I've finished fixing depending bugs, please review again.
Comment 25 Ryosuke Niwa 2017-03-06 19:14:11 PST
Comment on attachment 301593 [details]
Patch

View in context: https://bugs.webkit.org/attachment.cgi?id=301593&action=review

> Tools/ChangeLog:8
> +        On the other hand, pixel test fails and reports the error as

It's strange to start your log by saying "on the other hand" given you haven't stated what on one hand happens.

> Tools/ChangeLog:9
> +        expected.

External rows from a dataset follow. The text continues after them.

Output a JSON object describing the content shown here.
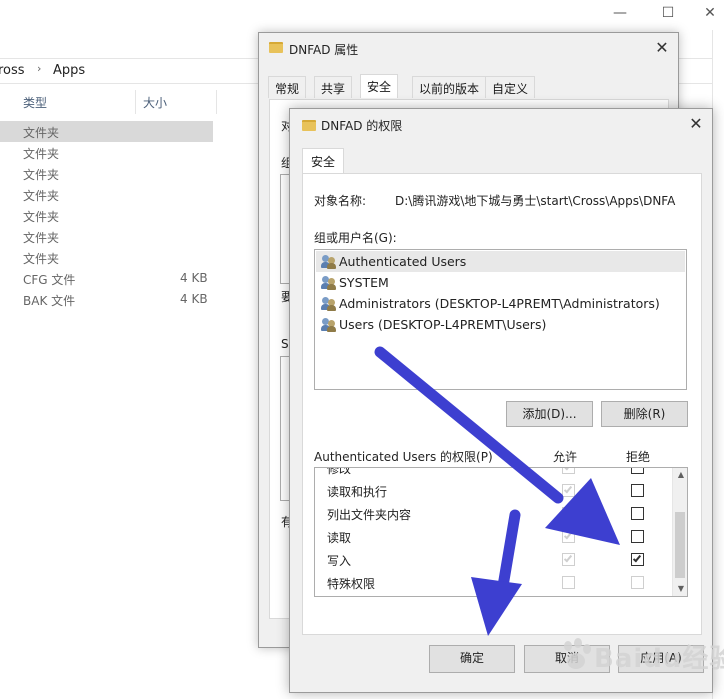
{
  "explorer": {
    "breadcrumb": [
      "ross",
      "Apps"
    ],
    "columns": {
      "type": "类型",
      "size": "大小"
    },
    "rows": [
      {
        "type": "文件夹",
        "size": "",
        "selected": true
      },
      {
        "type": "文件夹",
        "size": ""
      },
      {
        "type": "文件夹",
        "size": ""
      },
      {
        "type": "文件夹",
        "size": ""
      },
      {
        "type": "文件夹",
        "size": ""
      },
      {
        "type": "文件夹",
        "size": ""
      },
      {
        "type": "文件夹",
        "size": ""
      },
      {
        "type": "CFG 文件",
        "size": "4 KB"
      },
      {
        "type": "BAK 文件",
        "size": "4 KB"
      }
    ]
  },
  "properties_dialog": {
    "title": "DNFAD 属性",
    "tabs": [
      "常规",
      "共享",
      "安全",
      "以前的版本",
      "自定义"
    ],
    "active_tab": "安全",
    "peek_texts": [
      "对",
      "组",
      "要",
      "S",
      "有"
    ]
  },
  "permissions_dialog": {
    "title": "DNFAD 的权限",
    "tab": "安全",
    "object_label": "对象名称:",
    "object_value": "D:\\腾讯游戏\\地下城与勇士\\start\\Cross\\Apps\\DNFA",
    "group_label": "组或用户名(G):",
    "users": [
      {
        "name": "Authenticated Users",
        "selected": true
      },
      {
        "name": "SYSTEM"
      },
      {
        "name": "Administrators (DESKTOP-L4PREMT\\Administrators)"
      },
      {
        "name": "Users (DESKTOP-L4PREMT\\Users)"
      }
    ],
    "add_button": "添加(D)...",
    "remove_button": "删除(R)",
    "perm_label": "Authenticated Users 的权限(P)",
    "allow_header": "允许",
    "deny_header": "拒绝",
    "permissions": [
      {
        "name": "修改",
        "allow": true,
        "deny": false
      },
      {
        "name": "读取和执行",
        "allow": true,
        "deny": false
      },
      {
        "name": "列出文件夹内容",
        "allow": true,
        "deny": false
      },
      {
        "name": "读取",
        "allow": true,
        "deny": false
      },
      {
        "name": "写入",
        "allow": true,
        "deny": true
      },
      {
        "name": "特殊权限",
        "allow": false,
        "deny": false
      }
    ],
    "ok_button": "确定",
    "cancel_button": "取消",
    "apply_button": "应用(A)"
  },
  "watermark": "Baidu经验",
  "colors": {
    "arrow": "#3d3fd0",
    "selection": "#d9d9d9",
    "dialog_bg": "#f0f0f0"
  }
}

Bacause _compare_image checks returned err_str of

Typo: B"a"cause.

> Tools/ChangeLog:16
> +

Please also explain the change you're making to expected match case.

> Tools/Scripts/webkitpy/layout_tests/controllers/single_test_runner.py:340
> +            err_str = diff_result[2]

Please spell out "error" instead of abbreviating it as "err".
Comment 26 Fujii Hironori 2017-03-07 00:54:44 PST
Created attachment 303635 [details]
Patch
Comment 27 Alexey Proskuryakov 2017-03-09 16:13:51 PST
Comment on attachment 303635 [details]
Patch

View in context: https://bugs.webkit.org/attachment.cgi?id=303635&action=review

Looks good to me. Can automated tests be added for this fix?

> Tools/Scripts/webkitpy/layout_tests/controllers/single_test_runner.py:276
> +            error = diff_result[2]

I think that error_string would be a better name, there are too many things that an "error" can contain.

> Tools/Scripts/webkitpy/layout_tests/controllers/single_test_runner.py:344
> +                actual_driver_output.error = (actual_driver_output.error or '') + error

I don't see any other place where we set actual_driver_output.error. Why is this needed?
Comment 28 Fujii Hironori 2017-03-12 22:15:00 PDT
Comment on attachment 303635 [details]
Patch

View in context: https://bugs.webkit.org/attachment.cgi?id=303635&action=review

>> Tools/Scripts/webkitpy/layout_tests/controllers/single_test_runner.py:276
>> +            error = diff_result[2]
> 
> I think that error_string would be a better name, there are too many things that an "error" can contain.

I agree. I'll revise.

>> Tools/Scripts/webkitpy/layout_tests/controllers/single_test_runner.py:344
>> +                actual_driver_output.error = (actual_driver_output.error or '') + error
> 
> I don't see any other place where we set actual_driver_output.error. Why is this needed?

actual_driver_output is the return value of self._driver.run_test.
Then, actual_driver_output.error may contain a error of executing WTR for actual case.
Comment 29 Fujii Hironori 2017-03-12 22:23:23 PDT
(In reply to comment #27)
> Looks good to me. Can automated tests be added for this fix?

I don't think so. I have no idea.
Comment 30 Fujii Hironori 2017-03-12 22:32:32 PDT
Created attachment 304227 [details]
Patch
Comment 31 Alexey Proskuryakov 2017-03-12 23:35:18 PDT
CC'ing some folks who may have an idea for how to make a regression test for this fix.
Comment 32 WebKit Commit Bot 2017-03-14 11:22:09 PDT
Comment on attachment 304227 [details]
Patch

Clearing flags on attachment: 304227

Committed r213918: <http://trac.webkit.org/changeset/213918>
Comment 33 WebKit Commit Bot 2017-03-14 11:22:19 PDT
All reviewed patches have been landed.  Closing bug.